AI image and text generation is pure primitive accumulation: expropriation of labour from the many for the enrichment and advancement of a few Silicon Valley technology companies and their billionaire owners. These companies made their money by inserting themselves into every aspect of everyday life, including the most personal and creative areas of our lives: our secret passions, our private conversations, our likenesses and our dreams. They enclosed our imaginations in much the same manner as landlords and robber barons enclosed once-common lands. They promised that in doing so they would open up new realms of human experience, give us access to all human knowledge, and create new kinds of human connection. Instead, they are selling us back our dreams repackaged as the products of machines, with the only promise being that they’ll make even more money advertising on the back of them.
The weirdness of AI image generation exists in the output as well as the input. One user tried typing in nonsense phrases and was confused and somewhat discomforted to discover that Dall-E mini seemed to have a very good idea of what a “Crungus” was: an otherwise unknown phrase that consistently produced images of a snarling, naked, ogre-like figure. Crungus was sufficiently clear within the program’s imagination that he could be manipulated easily: other users quickly offered up images of ancient Crungus tapestries, Roman-style Crungus mosaics, oil paintings of Crungus, photos of Crungus hugging various celebrities, and, this being the internet, “sexy” Crungus.
So, who or what is Crungus? Twitter users were quick to describe him as “the first AI cryptid”, a creature like Bigfoot who exists, in this case, within the underexplored terrain of the AI’s imagination. And this is about as clear an answer as we can get at this point, due to our limited understanding of how the system works. We can’t peer inside its decision-making processes because the way these neural networks “think” is inherently inhuman. It is the product of an incredibly complex, mathematical ordering of the world, as opposed to the historical, emotional way in which humans order their thinking. The Crungus is a dream emerging from the AI’s model of the world, composited from billions of references that have escaped their origins and coalesced into a mythological figure untethered from human experience. Which is fine, even amazing – but it does make one ask, whose dreams are being drawn upon here? What composite of human culture, what perspective on it, produced this nightmare?

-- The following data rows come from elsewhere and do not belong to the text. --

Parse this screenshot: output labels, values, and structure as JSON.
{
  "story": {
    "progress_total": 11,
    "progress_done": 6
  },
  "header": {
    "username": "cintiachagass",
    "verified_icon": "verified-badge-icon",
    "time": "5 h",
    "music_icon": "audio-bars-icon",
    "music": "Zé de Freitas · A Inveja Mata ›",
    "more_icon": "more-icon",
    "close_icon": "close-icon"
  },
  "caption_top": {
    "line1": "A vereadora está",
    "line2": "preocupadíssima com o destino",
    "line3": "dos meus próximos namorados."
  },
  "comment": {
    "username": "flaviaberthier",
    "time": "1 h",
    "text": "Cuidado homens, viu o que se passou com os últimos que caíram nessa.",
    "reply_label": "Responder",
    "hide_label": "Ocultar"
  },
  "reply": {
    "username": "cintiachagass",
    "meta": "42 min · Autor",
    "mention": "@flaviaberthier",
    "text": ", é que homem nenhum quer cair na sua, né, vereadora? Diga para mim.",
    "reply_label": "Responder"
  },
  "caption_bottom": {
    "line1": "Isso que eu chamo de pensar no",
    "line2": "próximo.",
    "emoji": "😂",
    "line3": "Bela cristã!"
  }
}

A similar experience occurred to another digital artist experimenting with negative prompts, a technique for generating what the system considers to be the polar opposite of what is described. When the artist entered “Brando::-1”, the system returned something that looked a bit like a logo for a video game company called DIGITA PNTICS. That this may, across the multiple dimensions of the system’s vision of the world, be the opposite of Marlon Brando seems reasonable enough. But when they checked to see if it went the other way, by typing in “DIGITA PNTICS skyline logo::-1”, something much stranger happened: all of the images depicted a creepy-looking woman with sunken eyes and reddened cheeks, who the artist christened Loab. Once discovered, Loab seemed unusually and disturbingly persistent. Feeding the image back into the program, combined with ever more divergent text prompts, kept bringing Loab back, in increasingly nightmarish forms, in which blood, gore and violence predominated.
Here’s one explanation for Loab, and possibly Crungus: although it’s very, very hard to imagine the way the machine’s imagination works, it is possible to imagine it having a shape. This shape is never going to be smooth or neatly rounded: rather, it is going to have troughs and peaks, mountains and valleys, areas full of information and areas lacking many features at all. Those areas of high information correspond to networks of associations that the system “knows” a lot about. One can imagine the regions related to human faces, cars and cats, for example, being pretty dense, given the distribution of images one finds on a survey of the whole internet.
It is these regions that an AI image generator will draw on most heavily when creating its pictures. But there are other places, less visited, that come into play when negative prompting – or indeed, nonsense phrases – are deployed. In order to satisfy such queries, the machine must draw on more esoteric, less certain connections, and perhaps even infer from the totality of what it does know what its opposite may be. Here, in the hinterlands, Loab and Crungus are to be found.
That’s a satisfying theory, but it does raise certain uncomfortable questions about why Crungus and Loab look like they do; why they tip towards horror and violence, why they hint at nightmares. AI image generators, in their attempt to understand and replicate the entirety of human visual culture, seem to have recreated our darkest fears as well. Perhaps this is just a sign that these systems are very good indeed at aping human consciousness, all the way down to the horror that lurks in the depths of existence: our fears of filth, death and corruption. And if so, we need to acknowledge that these will be persistent components of the machines we build in our own image. There is no escaping such obsessions and dangers, no moderating or engineering away the reality of the human condition. The dirt and disgust of living and dying will stay with us and need addressing, just as the hope, love, joy and discovery will.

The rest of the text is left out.